Según el doctor Jaume Vicens i Vives, cada pueblo tiene un “móvil primario” que es el que motiva y orienta sus acciones en último término. Por supuesto es una simplificación, pero resulta interesante y útil.
En Cataluña este «resort psicológico colectivo» sería, famosamente, la voluntad de ser, el «éramos, somos y seremos», tan paradójicamente arrinconado hoy en día. El propio Vicens y Vives consideraba que en Castilla la mística jugaba el mismo papel. En Francia, la razón. En Alemania, la metafísica. ¿Y en Rusia?
Un nuevo libro de Sergey Radchenko, To Run The World , apunta que la motivación íntima de Rusia es el poder, e íntimamente vinculado con éste, el respeto o temor que el poderoso infunde a los demás.
La obra de este académico británico nacido en la extinguida Unión Soviética se centra específicamente en el período de la Guerra Fría. Mantiene una tesis sugestiva: lo que movió la Rusia soviética a lo largo de su conflicto con Estados Unidos fue la búsqueda del poder.

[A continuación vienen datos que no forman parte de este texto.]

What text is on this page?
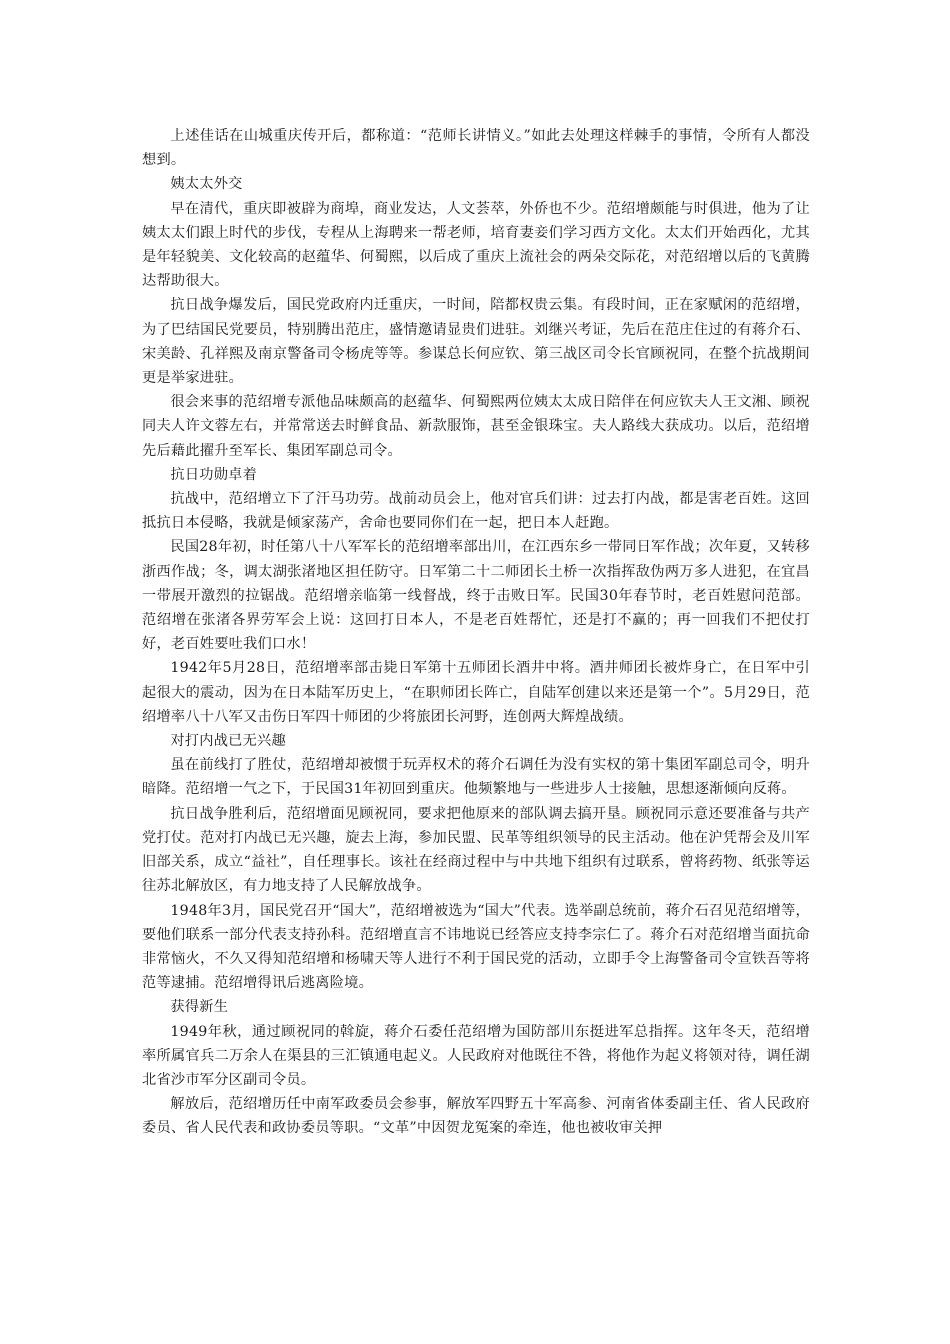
上述佳话在山城重庆传开后，都称道：“范师长讲情义。”如此去处理这样棘手的事情，令所有人都没想到。

姨太太外交

早在清代，重庆即被辟为商埠，商业发达，人文荟萃，外侨也不少。范绍增颇能与时俱进，他为了让姨太太们跟上时代的步伐，专程从上海聘来一帮老师，培育妻妾们学习西方文化。太太们开始西化，尤其是年轻貌美、文化较高的赵蕴华、何蜀熙，以后成了重庆上流社会的两朵交际花，对范绍增以后的飞黄腾达帮助很大。

抗日战争爆发后，国民党政府内迁重庆，一时间，陪都权贵云集。有段时间，正在家赋闲的范绍增，为了巴结国民党要员，特别腾出范庄，盛情邀请显贵们进驻。刘继兴考证，先后在范庄住过的有蒋介石、宋美龄、孔祥熙及南京警备司令杨虎等等。参谋总长何应钦、第三战区司令长官顾祝同，在整个抗战期间更是举家进驻。

很会来事的范绍增专派他品味颇高的赵蕴华、何蜀熙两位姨太太成日陪伴在何应钦夫人王文湘、顾祝同夫人许文蓉左右，并常常送去时鲜食品、新款服饰，甚至金银珠宝。夫人路线大获成功。以后，范绍增先后藉此擢升至军长、集团军副总司令。

抗日功勋卓着

抗战中，范绍增立下了汗马功劳。战前动员会上，他对官兵们讲：过去打内战，都是害老百姓。这回抵抗日本侵略，我就是倾家荡产，舍命也要同你们在一起，把日本人赶跑。

民国28年初，时任第八十八军军长的范绍增率部出川，在江西东乡一带同日军作战；次年夏，又转移浙西作战；冬，调太湖张渚地区担任防守。日军第二十二师团长土桥一次指挥敌伪两万多人进犯，在宜昌一带展开激烈的拉锯战。范绍增亲临第一线督战，终于击败日军。民国30年春节时，老百姓慰问范部。范绍增在张渚各界劳军会上说：这回打日本人，不是老百姓帮忙，还是打不赢的；再一回我们不把仗打好，老百姓要吐我们口水！

1942年5月28日，范绍增率部击毙日军第十五师团长酒井中将。酒井师团长被炸身亡，在日军中引起很大的震动，因为在日本陆军历史上，“在职师团长阵亡，自陆军创建以来还是第一个”。5月29日，范绍增率八十八军又击伤日军四十师团的少将旅团长河野，连创两大辉煌战绩。

对打内战已无兴趣

虽在前线打了胜仗，范绍增却被惯于玩弄权术的蒋介石调任为没有实权的第十集团军副总司令，明升暗降。范绍增一气之下，于民国31年初回到重庆。他频繁地与一些进步人士接触，思想逐渐倾向反蒋。

抗日战争胜利后，范绍增面见顾祝同，要求把他原来的部队调去搞开垦。顾祝同示意还要准备与共产党打仗。范对打内战已无兴趣，旋去上海，参加民盟、民革等组织领导的民主活动。他在沪凭帮会及川军旧部关系，成立“益社”，自任理事长。该社在经商过程中与中共地下组织有过联系，曾将药物、纸张等运往苏北解放区，有力地支持了人民解放战争。

1948年3月，国民党召开“国大”，范绍增被选为“国大”代表。选举副总统前，蒋介石召见范绍增等，要他们联系一部分代表支持孙科。范绍增直言不讳地说已经答应支持李宗仁了。蒋介石对范绍增当面抗命非常恼火，不久又得知范绍增和杨啸天等人进行不利于国民党的活动，立即手令上海警备司令宣铁吾等将范等逮捕。范绍增得讯后逃离险境。

获得新生

1949年秋，通过顾祝同的斡旋，蒋介石委任范绍增为国防部川东挺进军总指挥。这年冬天，范绍增率所属官兵二万余人在渠县的三汇镇通电起义。人民政府对他既往不咎，将他作为起义将领对待，调任湖北省沙市军分区副司令员。

解放后，范绍增历任中南军政委员会参事，解放军四野五十军高参、河南省体委副主任、省人民政府委员、省人民代表和政协委员等职。“文革”中因贺龙冤案的牵连，他也被收审关押
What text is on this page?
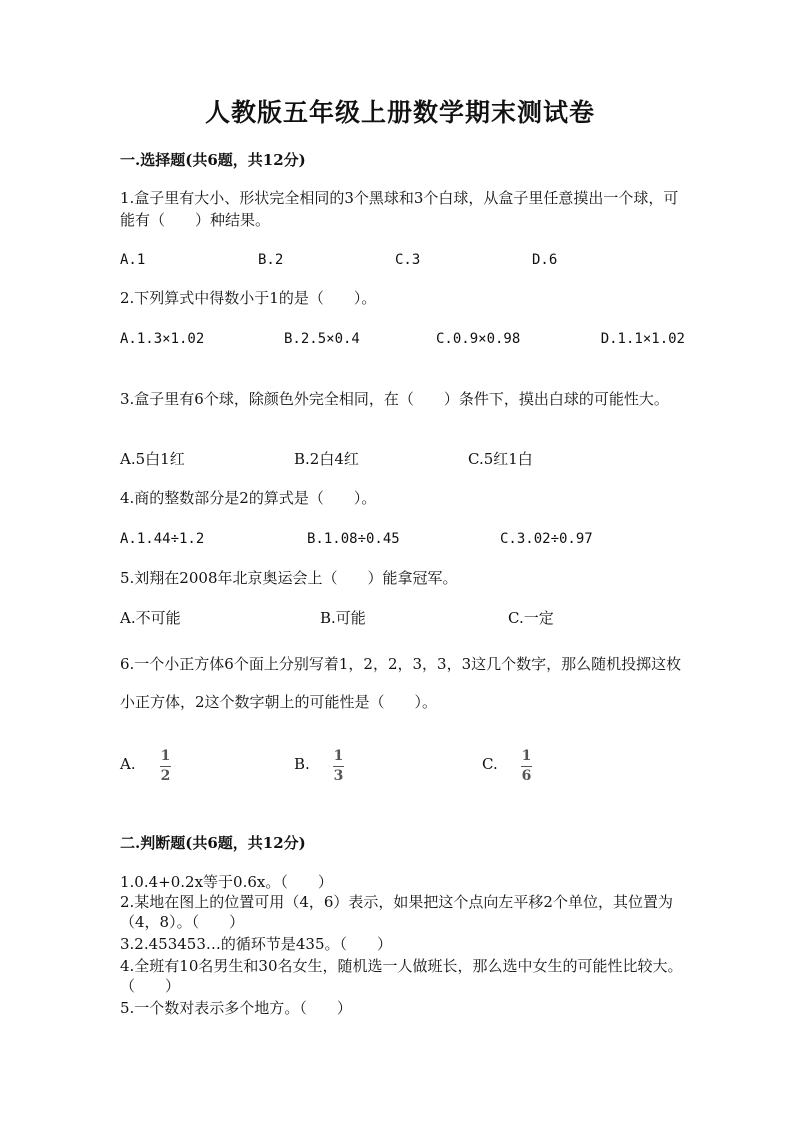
人教版五年级上册数学期末测试卷
一.选择题(共6题，共12分)
1.盒子里有大小、形状完全相同的3个黑球和3个白球，从盒子里任意摸出一个球，可能有（　　）种结果。
A.1	B.2	C.3	D.6
2.下列算式中得数小于1的是（　　）。
A.1.3×1.02	B.2.5×0.4	C.0.9×0.98	D.1.1×1.02
3.盒子里有6个球，除颜色外完全相同，在（　　）条件下，摸出白球的可能性大。
A.5白1红	B.2白4红	C.5红1白
4.商的整数部分是2的算式是（　　）。
A.1.44÷1.2	B.1.08÷0.45	C.3.02÷0.97
5.刘翔在2008年北京奥运会上（　　）能拿冠军。
A.不可能	B.可能	C.一定
6.一个小正方体6个面上分别写着1，2，2，3，3，3这几个数字，那么随机投掷这枚小正方体，2这个数字朝上的可能性是（　　）。
A. 1
2
B. 1
3
C. 1
6
二.判断题(共6题，共12分)
1.0.4+0.2x等于0.6x。（　　）
2.某地在图上的位置可用（4，6）表示，如果把这个点向左平移2个单位，其位置为（4，8）。（　　）
3.2.453453…的循环节是435。（　　）
4.全班有10名男生和30名女生，随机选一人做班长，那么选中女生的可能性比较大。（　　）
5.一个数对表示多个地方。（　　）
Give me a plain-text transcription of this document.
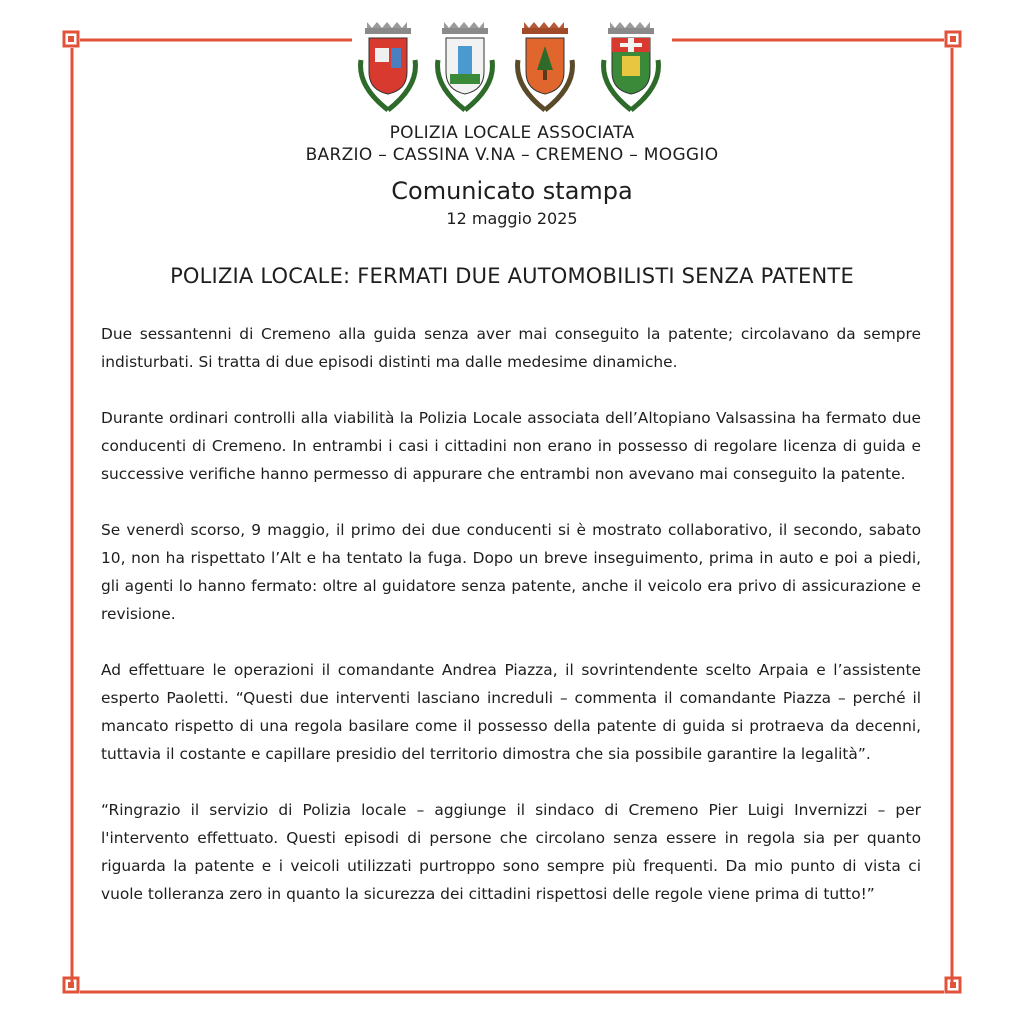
POLIZIA LOCALE ASSOCIATA
BARZIO – CASSINA V.NA – CREMENO – MOGGIO
Comunicato stampa
12 maggio 2025
POLIZIA LOCALE: FERMATI DUE AUTOMOBILISTI SENZA PATENTE

Due sessantenni di Cremeno alla guida senza aver mai conseguito la patente; circolavano da sempre indisturbati. Si tratta di due episodi distinti ma dalle medesime dinamiche.

Durante ordinari controlli alla viabilità la Polizia Locale associata dell’Altopiano Valsassina ha fermato due conducenti di Cremeno. In entrambi i casi i cittadini non erano in possesso di regolare licenza di guida e successive verifiche hanno permesso di appurare che entrambi non avevano mai conseguito la patente.

Se venerdì scorso, 9 maggio, il primo dei due conducenti si è mostrato collaborativo, il secondo, sabato 10, non ha rispettato l’Alt e ha tentato la fuga. Dopo un breve inseguimento, prima in auto e poi a piedi, gli agenti lo hanno fermato: oltre al guidatore senza patente, anche il veicolo era privo di assicurazione e revisione.

Ad effettuare le operazioni il comandante Andrea Piazza, il sovrintendente scelto Arpaia e l’assistente esperto Paoletti. “Questi due interventi lasciano increduli – commenta il comandante Piazza – perché il mancato rispetto di una regola basilare come il possesso della patente di guida si protraeva da decenni, tuttavia il costante e capillare presidio del territorio dimostra che sia possibile garantire la legalità”.

“Ringrazio il servizio di Polizia locale – aggiunge il sindaco di Cremeno Pier Luigi Invernizzi – per l'intervento effettuato. Questi episodi di persone che circolano senza essere in regola sia per quanto riguarda la patente e i veicoli utilizzati purtroppo sono sempre più frequenti. Da mio punto di vista ci vuole tolleranza zero in quanto la sicurezza dei cittadini rispettosi delle regole viene prima di tutto!”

Como el propio Radchenko afirma, «el marxismo-leninismo no nos lleva demasiado lejos para entender el comportamiento soviético». Según el autor, esta ideología no permite explicar las numerosas inconsistencias en las ambiciones y el comportamiento de Moscú, permanentemente obsesionado con su estatus internacional.
Según Radchenko, la política intervencionista soviética en países tan lejanos como Cuba, Portugal, Angola, Afganistán o Vietnam se explica más por situarse en el mismo rango que Estados Unidos (conocido históricamente por intervenciones similares) que un deseo de llevar el marxismo-leninismo en todo el mundo.
De hecho, cuando la Unión Soviética alcanzó la cima de su poder a lo largo de la década de los años 60 del siglo pasado y alcanzó el respeto internacional que pensaba merecer, siguieron quince años de paz relativa (la détente, en inglés) que posibilitaron la cooperación con Estados Unidos antes de que el Kremlin volviera a sentirse amenazado.
Paradójicamente, esta observación es similar a la explicación que se da al comportamiento agresor de la Rusia actual de Vladimir Putin desde posiciones cercanas, o al menos comprensivas. Según estas, Moscú actúa así ante Occidente y sus aliados como Ucrania porque busca respeto y reconocimiento como gran potencia.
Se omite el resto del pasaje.